In its spring 2013 Economic Outlook, 69 percent of the 530 hospital executives and practice area managers who responded to the survey projected an increase in 2013 outpatient volume compared to last year, Premier said in a news release Monday. Only 35 percent of the respondents anticipate an increase in inpatient volume in 2013 compared to last year, a 30 percent decrease from predictions in 2012.

Those who project lower inpatient volume this year rose 28 percent since the same period in 2012. A third of hospital executives and managers cited healthcare legislation and mandates as the biggest driver not only of the patient shift but also of healthcare costs. 

“With reimbursement cuts and changes in care delivery threatening today’s status quo, healthcare providers face a significant change imperative as they transition toward more accountable, value-based care models,” said Mike Alkire, Premier chief operating officer, in the press release. “Ensuring patients are cared for in the most efficient manner – without compromising quality – is key to success. This means more care is being shifted to less intensive and expensive outpatient care sites, with lower reimbursement rates.”
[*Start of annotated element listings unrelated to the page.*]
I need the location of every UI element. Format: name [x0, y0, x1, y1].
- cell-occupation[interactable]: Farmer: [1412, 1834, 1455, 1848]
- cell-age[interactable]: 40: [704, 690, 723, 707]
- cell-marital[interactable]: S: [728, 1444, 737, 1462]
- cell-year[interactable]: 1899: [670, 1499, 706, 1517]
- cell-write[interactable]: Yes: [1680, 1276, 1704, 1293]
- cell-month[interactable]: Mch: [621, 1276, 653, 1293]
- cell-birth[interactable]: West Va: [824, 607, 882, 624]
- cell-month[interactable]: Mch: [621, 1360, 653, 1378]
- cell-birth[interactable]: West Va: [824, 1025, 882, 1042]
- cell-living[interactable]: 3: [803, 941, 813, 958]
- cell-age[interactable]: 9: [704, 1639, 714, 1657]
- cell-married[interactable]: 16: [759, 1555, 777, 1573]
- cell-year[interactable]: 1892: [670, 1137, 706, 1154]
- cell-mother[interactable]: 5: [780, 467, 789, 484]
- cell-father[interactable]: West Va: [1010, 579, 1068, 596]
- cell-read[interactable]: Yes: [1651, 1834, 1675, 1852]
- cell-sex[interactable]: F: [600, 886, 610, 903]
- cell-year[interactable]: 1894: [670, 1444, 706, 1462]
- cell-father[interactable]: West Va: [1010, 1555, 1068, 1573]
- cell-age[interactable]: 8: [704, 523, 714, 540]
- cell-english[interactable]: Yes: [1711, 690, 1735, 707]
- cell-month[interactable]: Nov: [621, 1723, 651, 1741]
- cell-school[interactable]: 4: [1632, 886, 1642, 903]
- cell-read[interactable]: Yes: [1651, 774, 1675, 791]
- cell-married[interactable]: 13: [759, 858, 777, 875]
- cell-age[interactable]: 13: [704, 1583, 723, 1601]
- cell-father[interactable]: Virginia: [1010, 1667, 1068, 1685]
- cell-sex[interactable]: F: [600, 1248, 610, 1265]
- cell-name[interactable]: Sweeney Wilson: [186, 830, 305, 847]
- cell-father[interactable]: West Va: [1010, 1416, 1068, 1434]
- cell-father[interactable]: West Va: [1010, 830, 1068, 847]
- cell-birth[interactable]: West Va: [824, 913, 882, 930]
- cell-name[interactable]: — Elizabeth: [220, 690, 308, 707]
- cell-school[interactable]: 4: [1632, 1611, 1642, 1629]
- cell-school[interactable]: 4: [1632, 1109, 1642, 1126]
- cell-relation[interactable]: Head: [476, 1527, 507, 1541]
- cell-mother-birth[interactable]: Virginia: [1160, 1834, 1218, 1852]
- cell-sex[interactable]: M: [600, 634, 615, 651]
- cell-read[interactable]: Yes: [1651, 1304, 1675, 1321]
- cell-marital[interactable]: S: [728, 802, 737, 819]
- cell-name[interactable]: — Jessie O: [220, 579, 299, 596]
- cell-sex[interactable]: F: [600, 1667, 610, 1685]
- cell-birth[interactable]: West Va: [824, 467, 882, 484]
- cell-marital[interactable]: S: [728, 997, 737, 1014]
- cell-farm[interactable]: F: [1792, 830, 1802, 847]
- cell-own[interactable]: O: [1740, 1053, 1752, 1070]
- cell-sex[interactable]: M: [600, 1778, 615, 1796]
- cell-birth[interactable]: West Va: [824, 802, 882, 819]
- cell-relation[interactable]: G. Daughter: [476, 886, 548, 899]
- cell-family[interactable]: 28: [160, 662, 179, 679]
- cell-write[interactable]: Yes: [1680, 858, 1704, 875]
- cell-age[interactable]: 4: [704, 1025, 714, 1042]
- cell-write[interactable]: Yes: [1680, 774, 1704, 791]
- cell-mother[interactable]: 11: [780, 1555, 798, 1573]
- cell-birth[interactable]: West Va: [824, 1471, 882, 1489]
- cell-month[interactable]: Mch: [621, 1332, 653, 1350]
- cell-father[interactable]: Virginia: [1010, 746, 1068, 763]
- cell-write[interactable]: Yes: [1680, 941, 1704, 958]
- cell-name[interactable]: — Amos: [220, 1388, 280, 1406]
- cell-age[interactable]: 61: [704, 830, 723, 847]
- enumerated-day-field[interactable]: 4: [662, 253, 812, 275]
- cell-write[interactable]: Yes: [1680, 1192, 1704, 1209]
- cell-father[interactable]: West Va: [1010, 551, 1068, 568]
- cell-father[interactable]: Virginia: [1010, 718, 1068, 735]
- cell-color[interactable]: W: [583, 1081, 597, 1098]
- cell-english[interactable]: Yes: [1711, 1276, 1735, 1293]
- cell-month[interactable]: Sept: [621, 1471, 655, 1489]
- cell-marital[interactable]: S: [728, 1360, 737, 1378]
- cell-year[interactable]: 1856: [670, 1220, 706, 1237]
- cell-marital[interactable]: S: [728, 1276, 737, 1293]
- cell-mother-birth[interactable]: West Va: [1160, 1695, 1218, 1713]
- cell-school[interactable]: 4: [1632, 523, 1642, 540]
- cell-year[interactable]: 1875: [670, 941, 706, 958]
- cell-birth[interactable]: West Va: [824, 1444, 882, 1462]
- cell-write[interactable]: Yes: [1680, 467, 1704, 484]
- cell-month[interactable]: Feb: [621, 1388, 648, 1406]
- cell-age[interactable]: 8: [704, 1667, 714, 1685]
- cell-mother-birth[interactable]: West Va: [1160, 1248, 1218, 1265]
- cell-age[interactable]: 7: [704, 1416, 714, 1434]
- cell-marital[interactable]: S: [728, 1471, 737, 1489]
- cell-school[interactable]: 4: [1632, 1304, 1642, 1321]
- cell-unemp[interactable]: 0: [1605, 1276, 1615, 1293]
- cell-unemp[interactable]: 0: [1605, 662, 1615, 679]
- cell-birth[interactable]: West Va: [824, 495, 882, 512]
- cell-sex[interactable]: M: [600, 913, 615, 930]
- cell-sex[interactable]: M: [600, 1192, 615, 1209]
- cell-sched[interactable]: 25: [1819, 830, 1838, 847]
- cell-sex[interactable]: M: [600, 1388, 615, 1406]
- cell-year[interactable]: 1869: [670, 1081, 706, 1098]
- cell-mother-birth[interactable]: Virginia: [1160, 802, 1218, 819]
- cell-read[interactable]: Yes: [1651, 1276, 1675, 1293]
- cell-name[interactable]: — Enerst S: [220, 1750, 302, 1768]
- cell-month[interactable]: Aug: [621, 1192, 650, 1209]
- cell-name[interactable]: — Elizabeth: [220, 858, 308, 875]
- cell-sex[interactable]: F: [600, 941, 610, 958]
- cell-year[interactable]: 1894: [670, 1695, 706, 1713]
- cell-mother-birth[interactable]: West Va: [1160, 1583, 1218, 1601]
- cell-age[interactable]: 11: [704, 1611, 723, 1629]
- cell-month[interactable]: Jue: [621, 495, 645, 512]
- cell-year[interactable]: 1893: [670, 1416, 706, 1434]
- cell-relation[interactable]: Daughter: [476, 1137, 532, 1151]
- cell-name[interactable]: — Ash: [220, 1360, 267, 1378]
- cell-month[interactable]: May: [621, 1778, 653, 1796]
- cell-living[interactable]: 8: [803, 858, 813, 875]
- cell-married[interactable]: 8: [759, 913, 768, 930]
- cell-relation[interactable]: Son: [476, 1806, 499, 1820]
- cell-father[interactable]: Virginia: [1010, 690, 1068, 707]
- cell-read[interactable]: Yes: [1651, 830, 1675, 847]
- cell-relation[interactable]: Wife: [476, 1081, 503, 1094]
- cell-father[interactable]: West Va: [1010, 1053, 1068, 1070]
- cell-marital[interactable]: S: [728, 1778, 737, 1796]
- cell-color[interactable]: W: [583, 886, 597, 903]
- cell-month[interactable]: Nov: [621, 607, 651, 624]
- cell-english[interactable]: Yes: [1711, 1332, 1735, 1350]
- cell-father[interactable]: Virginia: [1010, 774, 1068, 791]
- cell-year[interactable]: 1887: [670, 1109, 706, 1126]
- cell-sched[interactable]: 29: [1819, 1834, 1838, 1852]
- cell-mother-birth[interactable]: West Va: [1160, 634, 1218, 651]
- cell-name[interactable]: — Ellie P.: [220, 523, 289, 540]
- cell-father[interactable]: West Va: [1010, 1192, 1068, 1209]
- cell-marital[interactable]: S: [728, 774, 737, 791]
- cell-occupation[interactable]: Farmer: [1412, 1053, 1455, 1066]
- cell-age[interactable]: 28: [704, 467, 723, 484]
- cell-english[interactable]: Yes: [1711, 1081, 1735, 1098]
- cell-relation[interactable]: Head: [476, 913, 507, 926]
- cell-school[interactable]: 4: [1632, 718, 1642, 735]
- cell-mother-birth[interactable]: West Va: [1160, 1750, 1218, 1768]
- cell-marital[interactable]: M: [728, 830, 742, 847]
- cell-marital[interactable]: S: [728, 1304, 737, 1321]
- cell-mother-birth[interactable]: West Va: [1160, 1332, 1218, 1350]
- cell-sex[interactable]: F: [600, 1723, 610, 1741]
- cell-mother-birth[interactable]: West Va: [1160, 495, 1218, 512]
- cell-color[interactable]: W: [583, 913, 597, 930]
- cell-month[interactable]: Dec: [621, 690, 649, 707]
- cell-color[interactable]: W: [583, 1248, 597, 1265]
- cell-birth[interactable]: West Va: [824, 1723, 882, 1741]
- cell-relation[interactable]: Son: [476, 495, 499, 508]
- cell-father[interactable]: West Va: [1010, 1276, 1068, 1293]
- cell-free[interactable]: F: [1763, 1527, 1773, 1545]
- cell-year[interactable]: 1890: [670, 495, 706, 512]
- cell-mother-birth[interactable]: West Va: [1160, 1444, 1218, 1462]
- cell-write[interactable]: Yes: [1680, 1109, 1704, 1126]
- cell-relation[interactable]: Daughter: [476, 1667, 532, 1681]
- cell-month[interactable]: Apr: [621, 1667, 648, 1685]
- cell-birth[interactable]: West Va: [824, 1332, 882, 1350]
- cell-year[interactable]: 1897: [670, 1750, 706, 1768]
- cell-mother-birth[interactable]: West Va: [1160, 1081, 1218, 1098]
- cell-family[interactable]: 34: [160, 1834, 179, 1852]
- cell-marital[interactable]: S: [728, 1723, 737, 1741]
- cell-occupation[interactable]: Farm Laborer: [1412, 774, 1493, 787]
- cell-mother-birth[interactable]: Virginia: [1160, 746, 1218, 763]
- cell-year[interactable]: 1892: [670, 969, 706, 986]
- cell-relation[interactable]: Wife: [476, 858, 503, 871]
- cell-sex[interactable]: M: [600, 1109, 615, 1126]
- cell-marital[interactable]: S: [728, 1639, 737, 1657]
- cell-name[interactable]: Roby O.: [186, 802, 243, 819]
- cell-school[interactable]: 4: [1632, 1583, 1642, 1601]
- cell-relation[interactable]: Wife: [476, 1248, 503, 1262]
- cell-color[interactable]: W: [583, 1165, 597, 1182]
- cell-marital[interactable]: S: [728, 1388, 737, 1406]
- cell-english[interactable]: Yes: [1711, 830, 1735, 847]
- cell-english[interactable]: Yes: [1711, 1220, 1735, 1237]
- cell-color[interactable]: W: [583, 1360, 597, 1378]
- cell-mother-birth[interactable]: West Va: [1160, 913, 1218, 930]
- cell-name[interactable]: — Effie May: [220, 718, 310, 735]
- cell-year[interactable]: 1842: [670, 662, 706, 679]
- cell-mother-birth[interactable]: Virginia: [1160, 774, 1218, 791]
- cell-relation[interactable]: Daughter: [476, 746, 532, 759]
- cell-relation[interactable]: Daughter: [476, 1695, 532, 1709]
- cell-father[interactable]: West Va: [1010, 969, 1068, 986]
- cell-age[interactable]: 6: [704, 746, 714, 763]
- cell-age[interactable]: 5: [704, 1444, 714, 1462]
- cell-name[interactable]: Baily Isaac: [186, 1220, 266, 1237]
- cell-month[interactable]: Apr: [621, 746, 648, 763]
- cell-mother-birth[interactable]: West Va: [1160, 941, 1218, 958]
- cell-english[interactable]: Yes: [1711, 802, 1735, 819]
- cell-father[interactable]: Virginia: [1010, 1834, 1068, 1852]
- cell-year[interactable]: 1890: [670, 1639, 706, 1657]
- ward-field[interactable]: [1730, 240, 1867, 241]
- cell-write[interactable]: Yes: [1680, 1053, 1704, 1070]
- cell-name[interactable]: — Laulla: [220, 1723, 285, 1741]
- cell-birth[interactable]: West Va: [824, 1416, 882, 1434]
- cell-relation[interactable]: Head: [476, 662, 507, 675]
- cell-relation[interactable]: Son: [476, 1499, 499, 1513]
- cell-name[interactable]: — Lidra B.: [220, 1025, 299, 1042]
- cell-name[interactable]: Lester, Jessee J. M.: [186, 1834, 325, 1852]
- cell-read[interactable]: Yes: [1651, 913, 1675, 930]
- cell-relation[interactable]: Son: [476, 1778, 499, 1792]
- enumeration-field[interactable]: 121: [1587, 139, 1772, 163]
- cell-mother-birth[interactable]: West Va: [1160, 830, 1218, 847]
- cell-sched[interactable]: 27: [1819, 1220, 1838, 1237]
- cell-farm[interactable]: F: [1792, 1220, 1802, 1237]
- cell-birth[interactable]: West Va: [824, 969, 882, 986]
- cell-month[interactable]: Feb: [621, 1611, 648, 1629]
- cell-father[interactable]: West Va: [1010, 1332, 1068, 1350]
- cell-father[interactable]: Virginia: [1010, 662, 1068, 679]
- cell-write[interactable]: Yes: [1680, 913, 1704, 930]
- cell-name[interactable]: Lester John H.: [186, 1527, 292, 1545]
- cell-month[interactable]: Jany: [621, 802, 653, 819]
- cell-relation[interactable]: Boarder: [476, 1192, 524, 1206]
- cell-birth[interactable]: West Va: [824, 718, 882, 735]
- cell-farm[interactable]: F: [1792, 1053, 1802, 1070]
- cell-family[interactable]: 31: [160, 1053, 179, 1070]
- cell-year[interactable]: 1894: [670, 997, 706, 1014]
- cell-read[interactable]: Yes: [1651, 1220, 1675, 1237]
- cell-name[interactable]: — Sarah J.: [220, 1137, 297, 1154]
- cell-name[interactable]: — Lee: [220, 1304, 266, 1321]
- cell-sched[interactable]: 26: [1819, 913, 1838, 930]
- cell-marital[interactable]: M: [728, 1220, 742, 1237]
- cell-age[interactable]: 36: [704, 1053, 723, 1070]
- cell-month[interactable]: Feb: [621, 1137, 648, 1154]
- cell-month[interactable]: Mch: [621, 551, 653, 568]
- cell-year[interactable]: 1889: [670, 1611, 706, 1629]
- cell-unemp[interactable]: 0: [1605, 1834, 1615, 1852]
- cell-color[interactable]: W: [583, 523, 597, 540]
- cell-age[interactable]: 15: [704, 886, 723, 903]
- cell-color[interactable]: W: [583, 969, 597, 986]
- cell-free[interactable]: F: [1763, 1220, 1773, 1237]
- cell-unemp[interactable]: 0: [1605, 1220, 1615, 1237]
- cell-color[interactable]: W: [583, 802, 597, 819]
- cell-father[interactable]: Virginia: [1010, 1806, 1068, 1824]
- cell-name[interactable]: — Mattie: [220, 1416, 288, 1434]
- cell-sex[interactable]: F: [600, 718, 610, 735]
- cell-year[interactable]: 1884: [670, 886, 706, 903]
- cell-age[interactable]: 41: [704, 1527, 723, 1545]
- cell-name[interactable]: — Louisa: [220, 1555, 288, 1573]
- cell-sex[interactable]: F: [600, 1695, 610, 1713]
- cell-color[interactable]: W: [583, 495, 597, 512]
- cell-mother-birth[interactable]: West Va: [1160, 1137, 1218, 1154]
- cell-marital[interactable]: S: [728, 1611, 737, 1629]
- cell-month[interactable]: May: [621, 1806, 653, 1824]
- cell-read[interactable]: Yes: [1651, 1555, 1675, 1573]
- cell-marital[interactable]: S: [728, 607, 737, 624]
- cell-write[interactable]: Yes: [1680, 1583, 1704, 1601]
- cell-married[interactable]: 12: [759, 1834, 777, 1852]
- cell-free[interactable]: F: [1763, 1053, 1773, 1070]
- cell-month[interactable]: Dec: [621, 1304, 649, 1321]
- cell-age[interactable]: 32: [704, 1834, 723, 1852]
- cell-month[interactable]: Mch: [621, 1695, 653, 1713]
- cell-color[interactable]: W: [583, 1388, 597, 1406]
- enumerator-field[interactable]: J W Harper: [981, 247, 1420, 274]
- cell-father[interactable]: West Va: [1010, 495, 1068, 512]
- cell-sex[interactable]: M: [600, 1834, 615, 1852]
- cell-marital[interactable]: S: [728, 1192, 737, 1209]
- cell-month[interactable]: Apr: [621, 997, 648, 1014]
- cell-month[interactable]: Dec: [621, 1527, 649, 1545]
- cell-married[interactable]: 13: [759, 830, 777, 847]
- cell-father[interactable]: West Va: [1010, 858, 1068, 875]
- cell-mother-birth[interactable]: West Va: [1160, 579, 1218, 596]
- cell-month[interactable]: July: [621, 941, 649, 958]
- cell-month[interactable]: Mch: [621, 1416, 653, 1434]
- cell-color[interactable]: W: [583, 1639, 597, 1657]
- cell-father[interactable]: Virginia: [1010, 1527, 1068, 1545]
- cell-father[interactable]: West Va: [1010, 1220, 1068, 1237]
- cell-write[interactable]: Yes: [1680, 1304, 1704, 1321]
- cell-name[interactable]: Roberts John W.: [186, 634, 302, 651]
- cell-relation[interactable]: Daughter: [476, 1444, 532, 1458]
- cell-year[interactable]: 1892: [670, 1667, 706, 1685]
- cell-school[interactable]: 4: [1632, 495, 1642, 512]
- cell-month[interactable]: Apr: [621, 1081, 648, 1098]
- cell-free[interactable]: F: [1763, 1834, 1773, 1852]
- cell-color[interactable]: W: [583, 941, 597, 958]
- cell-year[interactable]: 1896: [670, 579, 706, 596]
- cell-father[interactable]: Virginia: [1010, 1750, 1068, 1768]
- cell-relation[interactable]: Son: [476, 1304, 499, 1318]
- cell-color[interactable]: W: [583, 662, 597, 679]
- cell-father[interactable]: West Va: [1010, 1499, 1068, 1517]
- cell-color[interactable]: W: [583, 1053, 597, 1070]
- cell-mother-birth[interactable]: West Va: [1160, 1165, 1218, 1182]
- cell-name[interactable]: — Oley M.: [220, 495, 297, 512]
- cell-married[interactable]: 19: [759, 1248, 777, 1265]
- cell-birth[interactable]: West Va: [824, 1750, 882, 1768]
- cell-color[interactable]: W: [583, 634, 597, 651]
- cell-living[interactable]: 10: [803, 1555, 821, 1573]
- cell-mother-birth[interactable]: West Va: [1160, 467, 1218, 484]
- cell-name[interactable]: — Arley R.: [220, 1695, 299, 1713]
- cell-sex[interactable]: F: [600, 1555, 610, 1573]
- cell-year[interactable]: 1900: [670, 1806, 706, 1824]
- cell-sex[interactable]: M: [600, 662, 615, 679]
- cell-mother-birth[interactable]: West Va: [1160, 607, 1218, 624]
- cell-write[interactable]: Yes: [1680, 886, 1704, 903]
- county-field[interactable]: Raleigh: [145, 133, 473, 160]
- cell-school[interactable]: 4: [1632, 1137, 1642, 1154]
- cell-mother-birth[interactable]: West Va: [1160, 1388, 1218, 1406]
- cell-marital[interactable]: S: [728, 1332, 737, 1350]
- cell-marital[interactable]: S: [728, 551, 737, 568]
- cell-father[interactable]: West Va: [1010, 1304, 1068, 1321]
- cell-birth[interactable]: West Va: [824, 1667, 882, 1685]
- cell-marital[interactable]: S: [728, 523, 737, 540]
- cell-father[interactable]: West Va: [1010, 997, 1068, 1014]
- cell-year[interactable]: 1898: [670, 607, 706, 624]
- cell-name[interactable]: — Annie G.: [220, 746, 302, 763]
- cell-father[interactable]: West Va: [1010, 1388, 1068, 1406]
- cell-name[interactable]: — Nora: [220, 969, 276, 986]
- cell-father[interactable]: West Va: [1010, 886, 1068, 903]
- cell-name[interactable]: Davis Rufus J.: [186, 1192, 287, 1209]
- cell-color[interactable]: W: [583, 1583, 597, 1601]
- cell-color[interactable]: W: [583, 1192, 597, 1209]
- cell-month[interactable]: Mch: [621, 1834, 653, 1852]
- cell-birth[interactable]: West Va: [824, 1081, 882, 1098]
About half of respondents, or 48 percent, cited reimbursement cuts as having the greatest impact on their health systems, up 5 percent from last year and 10 percent from six months ago.

Overall, the capital investment outlook changed only slightly from last year’s report. Forty percent of respondents projected their capital spending to increase over the next 12 months as compared to last year, down slightly from 43 percent a year ago. Almost 37 percent forecast a decrease in capital spending decrease, up from 35 percent in spring 2012.

However, the largest capital investment over the next year is going toward health IT and telecommunications, according to almost 43 percent of respondents, up 21 percent from two years ago.

Still, 32 percent said that they were unable to share data across the continuum of care, which is essential for effective care coordination. “We need to know everything we can about a patient’s care – what has gone on before and what’s coming up,” said Eric Bieber, MD, chief medical officer, University Hospitals in Cleveland, in the press release. “Otherwise, we have variation and redundancies that may degrade care quality and efficiency. The closer we can get to real-time information and get it in the hands of providers, the more likely the right things will be done and opportunities won’t be missed.”

Almost 22 percent of respondents are in an accountable care organization (ACO), with 55 percent planning to be by the end of 2014. But nearly 27 percent currently do not plan to pursue the ACO model and may choose other forms of clinical integration, such as bundled payment, care management fees or pay-for-performance, the report said.